With an increasingly ageing population, neurological disorders (ND), including Alzheimer's and Parkinson's disease (AD and PD), are becoming the second leading cause of death and the world's largest cause of disability-adjusted life years. Currently, incurable ND have a devastating impact on individuals, families and a heavy economic burden on societies. Early diagnosis and longitudinal monitoring of ND, such as for AD, is extremely important for their treatment, care and ongoing research. However, current ND diagnosis approaches, such as cognitive and physical assessment, invasive tests, or neuroimaging scans, are often either very subjective and uncomfortable, or very capital intensive and time-consuming.

In this project, we propose a new computational framework that integrates novel nonlinear systems engineering and network analysis for the diagnosis and characterisation of ND based on electroencephalography (EEG) recordings. EEG measures brain electrical activity through small electrodes attached to the scalp. EEG has the advantage of a relatively low cost, better accessibility and portability, user-friendliness and, importantly, superior temporal resolution.

Current EEG approaches predominantly employ either the analysis of a single EEG channel or the analysis of pairs of channels using simple (linear) methods that cannot capture the full complexity of the information, and focus on a selected local brain region.

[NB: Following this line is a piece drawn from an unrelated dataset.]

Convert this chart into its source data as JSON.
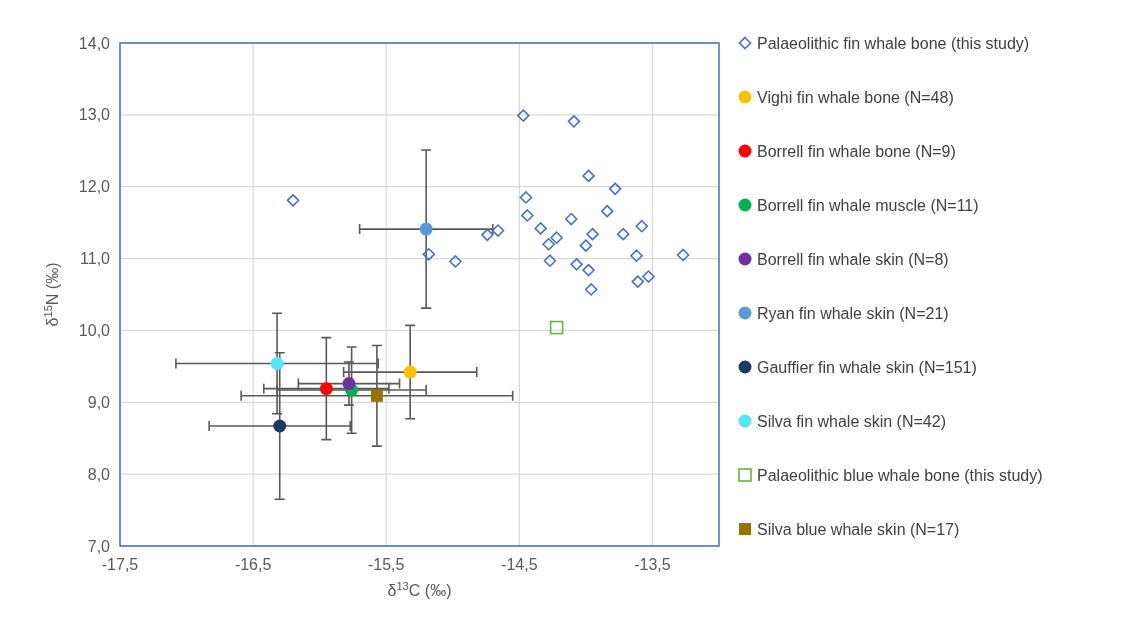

Our new approach will be to characterise ND by analysing the brain as a network using non-linear (cross-frequency) methods. Emerging evidence suggests that cross-frequency coupling, between different frequency bands, is the key mechanism in the integration of communication in the brain across spatial-temporal scales, and thus this project seeks to investigate its role in the development and progression of ND.

Project Objectives

Our goal will be realised through the deliverables from four technical work packages, namely: (1) development of a unified framework to identify and quantify cross-frequency neural interactions from a systems engineering approach; (2) development of a novel multi-layer cross-frequency network approach and extraction of global network features; (3) identification of important brain regions for nonlinear dynamic analysis, and; (4) the integration of nonlinear and network features for diagnostic purposes.